Ionesco crede nel teatro e, come tale, non può sopportare le meschinità degli arrampicatori di specchi. Per questo motivo, non risparmia nessuno, critici ed impresari teatrali che fanno il bello e il cattivo tempo, a scapito del teatro e dell’arte.
La ricerca della verità altro non è che ricerca di Dio: e questo costituisce un altro aspetto del libro, aspetto che, per la verità, Ionesco ha sentito e vissuto sempre intensamente. Sin dalle sue prime pièces, c’è l’anelito della religiosità che a poco a poco andrà prendendo contorni ben delineati: ne Les Chaises (1952), i due vecchi s’uccidono per unirsi agli «invisibili», superando così la loro solitudine, ne La Soif et la Faim (1965), il protagonista Jean tende ad una vita migliore che solo dopo la morte può sperare, ne Le roi se meurt (1962), Bérenger I accetta la morte con serenità, confortato dall’amore e dalla speranza e, ancora, negli ultimi lavori, dove è più marcato il senso religioso della vita e l’approdo nella fede. Basti ricordare il libretto Maximilian Kolbe. Ma, più propriamente, in questo La quête intermittente, c’è la professione di una credenza fortemente cristiana e cattolica, anche se Ionesco non è mai pago per quel suo bisogno di comunicazione profonda che tende istaurare tra lui e il mondo, tra il finito e l’infinito, con Dio.
Un libro, questo, che troviamo utilissimo per la comprensione dell’opera dell’autore, per conoscere meglio Eugenio Ionesco che mai, come ora, si è messo a nudo e si è palesato così per intero.

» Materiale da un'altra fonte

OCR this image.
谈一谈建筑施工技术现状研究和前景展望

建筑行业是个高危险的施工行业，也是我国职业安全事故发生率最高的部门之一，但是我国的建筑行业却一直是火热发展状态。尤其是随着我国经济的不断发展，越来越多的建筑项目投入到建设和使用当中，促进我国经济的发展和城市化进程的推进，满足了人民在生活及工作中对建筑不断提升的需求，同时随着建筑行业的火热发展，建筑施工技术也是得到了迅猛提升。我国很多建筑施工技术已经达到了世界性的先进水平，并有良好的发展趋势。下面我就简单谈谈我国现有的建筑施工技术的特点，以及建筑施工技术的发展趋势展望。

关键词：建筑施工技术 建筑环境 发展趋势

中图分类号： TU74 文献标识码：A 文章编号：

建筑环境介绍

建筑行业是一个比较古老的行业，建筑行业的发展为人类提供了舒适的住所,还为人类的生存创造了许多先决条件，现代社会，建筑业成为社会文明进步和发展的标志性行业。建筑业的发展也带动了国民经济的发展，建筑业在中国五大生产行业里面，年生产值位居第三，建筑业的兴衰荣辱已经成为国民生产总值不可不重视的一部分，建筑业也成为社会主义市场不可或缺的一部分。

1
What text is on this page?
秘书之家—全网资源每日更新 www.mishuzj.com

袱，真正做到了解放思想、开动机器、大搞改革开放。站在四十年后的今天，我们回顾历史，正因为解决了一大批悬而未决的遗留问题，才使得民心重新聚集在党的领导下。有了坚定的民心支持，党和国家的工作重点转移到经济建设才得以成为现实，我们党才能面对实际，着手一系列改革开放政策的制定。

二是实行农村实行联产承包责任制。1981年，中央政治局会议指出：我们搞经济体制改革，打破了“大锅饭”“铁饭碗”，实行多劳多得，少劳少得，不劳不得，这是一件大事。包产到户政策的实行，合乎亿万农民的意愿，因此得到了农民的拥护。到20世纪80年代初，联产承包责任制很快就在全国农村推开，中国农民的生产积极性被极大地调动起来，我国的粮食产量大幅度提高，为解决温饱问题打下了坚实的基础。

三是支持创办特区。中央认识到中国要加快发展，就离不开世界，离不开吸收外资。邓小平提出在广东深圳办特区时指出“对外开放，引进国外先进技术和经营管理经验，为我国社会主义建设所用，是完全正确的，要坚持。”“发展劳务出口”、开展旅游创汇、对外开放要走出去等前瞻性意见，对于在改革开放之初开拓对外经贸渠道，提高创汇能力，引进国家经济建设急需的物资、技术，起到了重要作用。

Ma non è solo questo che ci fa accostare a La quête intermittente: esso è una chiave di lettura importantissima e indispensabile per quanti si vogliono accostare alla sua drammaturgia e, in generale, al «nuovo teatro», che veramente ha dell’originale e risponde appieno alle esigenze dell’uomo, mai come ora in cerca della sua vera identità.
Salvatore Vecchio
Da “Spiragli”, anno I, n.2, 1989, pagg. 39-41.